一生青春

 浪人の一年間で思春期をこじらせて、大学の三年間で童貞をこじらせたまま日々を生きています。先日うちの大学の合格発表があったのでセンチメンタルな思いに駆られて新入生の見学に行きました。門の外でこれから待ち受けている華々しい大学生活に向けての思いを語る浪人生とおそらく現役で入学したその友達との会話をひっそりと盗み聞きしていると、あまりにも抽象的な輝きに満ちている様にとまどいを隠し切れませんでした。戸惑ったまま門の中に足を踏み入れると「合格おめでとうございます!」の新歓ムードに完全に押し切られて今年23歳になる僕はおそらく今年20歳を迎えるであろう大学生と握手などを交わし、「アメフトに興味はありませんか?」「ラグビーには興味ありませんか?」「柔道とかどうですか?」の勧誘をやんわりと断って喫煙所に直行してタバコを吸い吸い、つつつっと隣に新入生らしき女の子が寄ってきて「火を貸してもらえませんか?」「貸してもいいけど、新入生?」と問うと「ええ、二浪したんです」と言うので火を差し出すと、彼女はカバンからオモムロにハイライトメンソールを取り出し、口に咥え、顎を突き出して来るので僕は「渋いタバコ吸ってんね」彼女は「ええ、このいかにもタバコって感じの臭いが好きなんです」と笑って「新入生ですか?」「うん、そうだよ」「あ、そうなんだ」と急に馴れ馴れしくなった。
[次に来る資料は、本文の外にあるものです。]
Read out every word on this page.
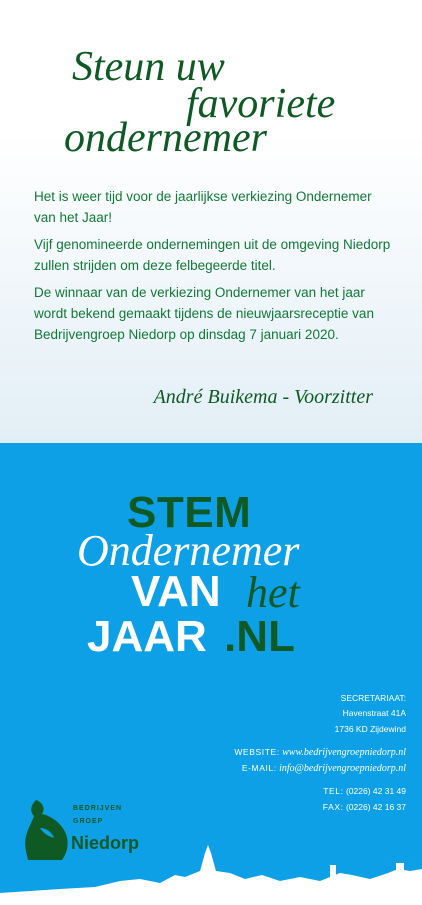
Steun uw
favoriete
ondernemer
Het is weer tijd voor de jaarlijkse verkiezing Ondernemer van het Jaar!
Vijf genomineerde ondernemingen uit de omgeving Niedorp zullen strijden om deze felbegeerde titel.
De winnaar van de verkiezing Ondernemer van het jaar wordt bekend gemaakt tijdens de nieuwjaarsreceptie van Bedrijvengroep Niedorp op dinsdag 7 januari 2020.
André Buikema - Voorzitter
STEM
Ondernemer
VAN het
JAAR .NL
SECRETARIAAT:
Havenstraat 41A
1736 KD Zijdewind
WEBSITE: www.bedrijvengroepniedorp.nl
E-MAIL: info@bedrijvengroepniedorp.nl
TEL: (0226) 42 31 49
FAX: (0226) 42 16 37
BEDRIJVEN
GROEP
Niedorp
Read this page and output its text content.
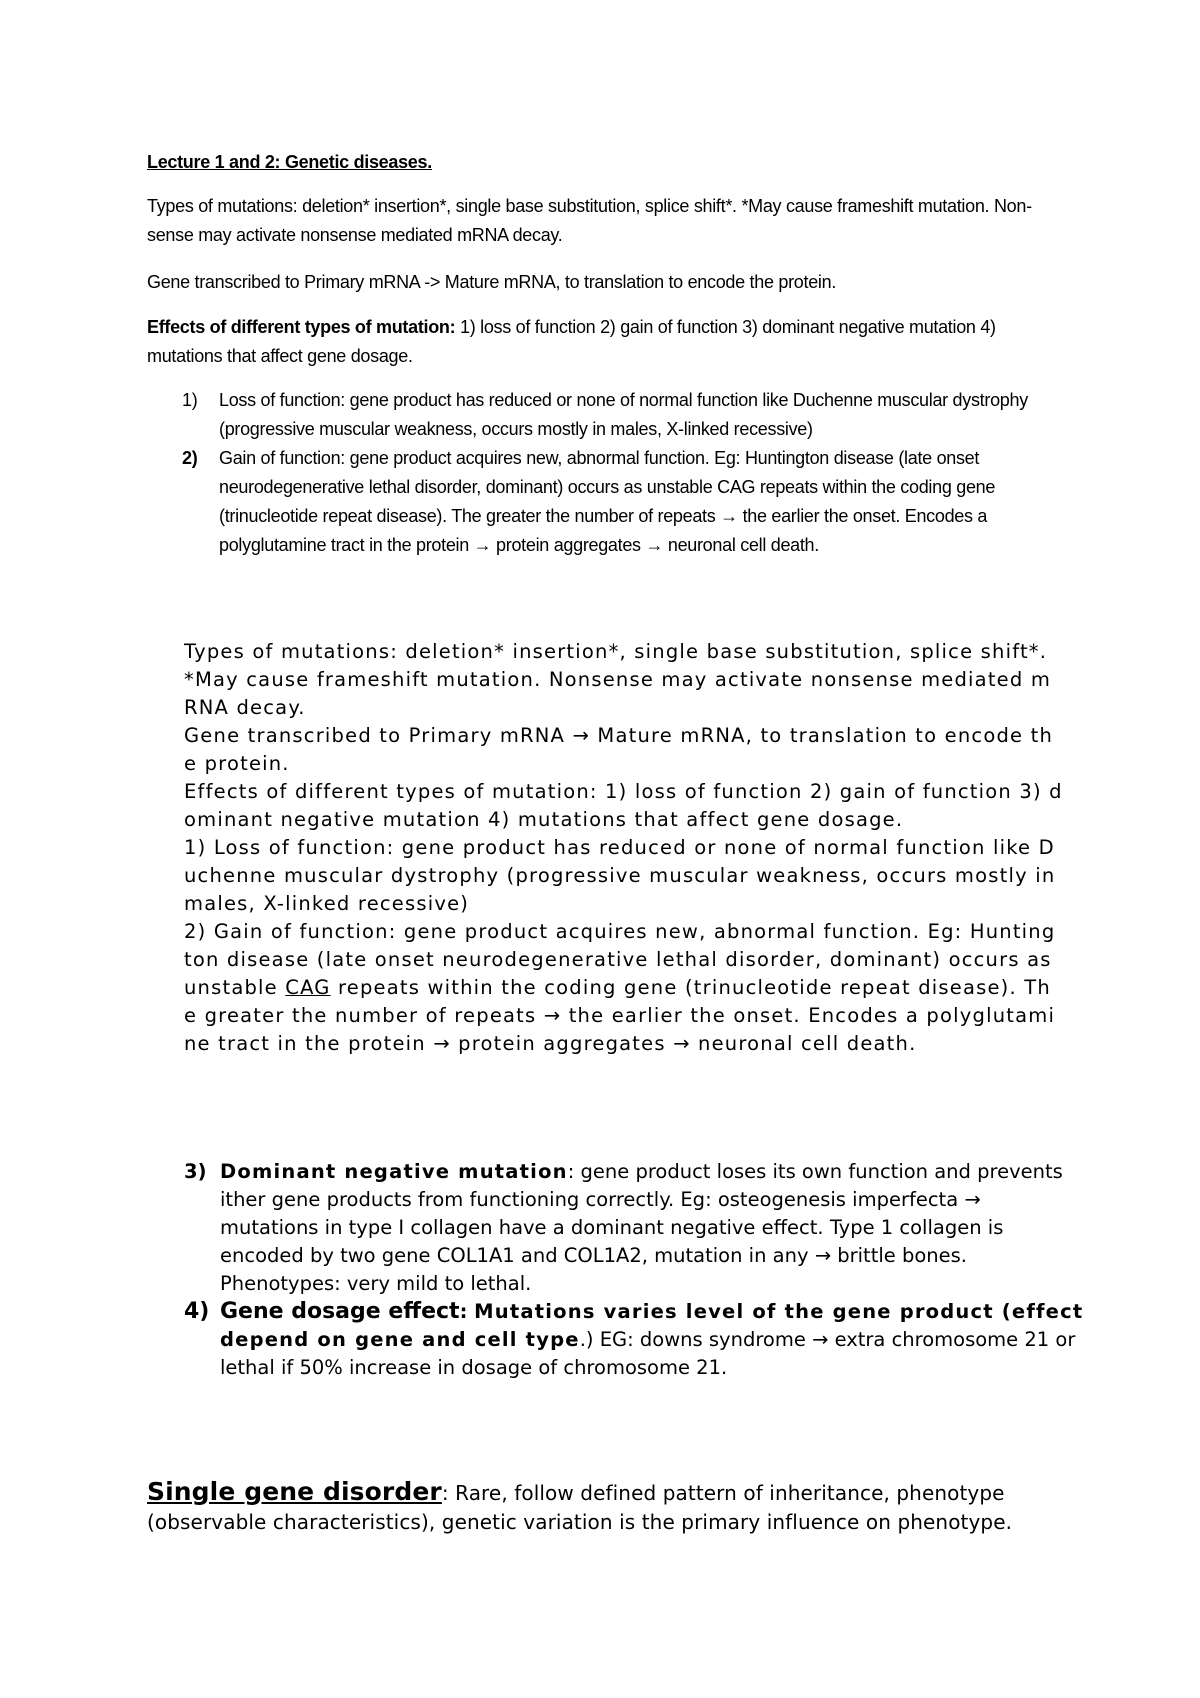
Lecture 1 and 2: Genetic diseases.

Types of mutations: deletion* insertion*, single base substitution, splice shift*. *May cause frameshift mutation. Non-sense may activate nonsense mediated mRNA decay.

Gene transcribed to Primary mRNA -> Mature mRNA, to translation to encode the protein.

Effects of different types of mutation: 1) loss of function 2) gain of function 3) dominant negative mutation 4) mutations that affect gene dosage.

1) Loss of function: gene product has reduced or none of normal function like Duchenne muscular dystrophy (progressive muscular weakness, occurs mostly in males, X-linked recessive)

2) Gain of function: gene product acquires new, abnormal function. Eg: Huntington disease (late onset neurodegenerative lethal disorder, dominant) occurs as unstable CAG repeats within the coding gene (trinucleotide repeat disease). The greater the number of repeats → the earlier the onset. Encodes a polyglutamine tract in the protein → protein aggregates → neuronal cell death.

Types of mutations: deletion* insertion*, single base substitution, splice shift*.

*May cause frameshift mutation. Nonsense may activate nonsense mediated mRNA decay.

Gene transcribed to Primary mRNA → Mature mRNA, to translation to encode the protein.

Effects of different types of mutation: 1) loss of function 2) gain of function 3) dominant negative mutation 4) mutations that affect gene dosage.

1) Loss of function: gene product has reduced or none of normal function like Duchenne muscular dystrophy (progressive muscular weakness, occurs mostly in males, X-linked recessive)

2) Gain of function: gene product acquires new, abnormal function. Eg: Huntington disease (late onset neurodegenerative lethal disorder, dominant) occurs as unstable CAG repeats within the coding gene (trinucleotide repeat disease). The greater the number of repeats → the earlier the onset. Encodes a polyglutamine tract in the protein → protein aggregates → neuronal cell death.

3) Dominant negative mutation: gene product loses its own function and prevents ither gene products from functioning correctly. Eg: osteogenesis imperfecta → mutations in type I collagen have a dominant negative effect. Type 1 collagen is encoded by two gene COL1A1 and COL1A2, mutation in any → brittle bones. Phenotypes: very mild to lethal.

4) Gene dosage effect: Mutations varies level of the gene product (effect depend on gene and cell type.) EG: downs syndrome → extra chromosome 21 or lethal if 50% increase in dosage of chromosome 21.

Single gene disorder: Rare, follow defined pattern of inheritance, phenotype (observable characteristics), genetic variation is the primary influence on phenotype.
マジマジと顔を見ていると目尻に小さいけれども泣きボクロがあって「泣きボクロがあるんだね」という事実をそのまま口に出すと「見すぎだし」と一気に不機嫌になるので、僕は一体泣きボクロを指摘することのどこが彼女の気分を害してしまったのか全然分からず「いや、なんかごめんね」と言ってもう一本タバコに火をつけて「ところで、」と話かけようとしたら苦い顔をしてまだ半分も吸っていないタバコを灰皿に投げ捨ててその子はどこかへ行ってしまいました。全ては僕のこのこじらせた思春期と童貞のせいなんだと思って、門の外へ出て行こうとするとまたしても大学生に「おめでとうございました!」と言われるので「ありがとうございます」と言ってその人たちの見ている目の前でちょっとだけ泣いた。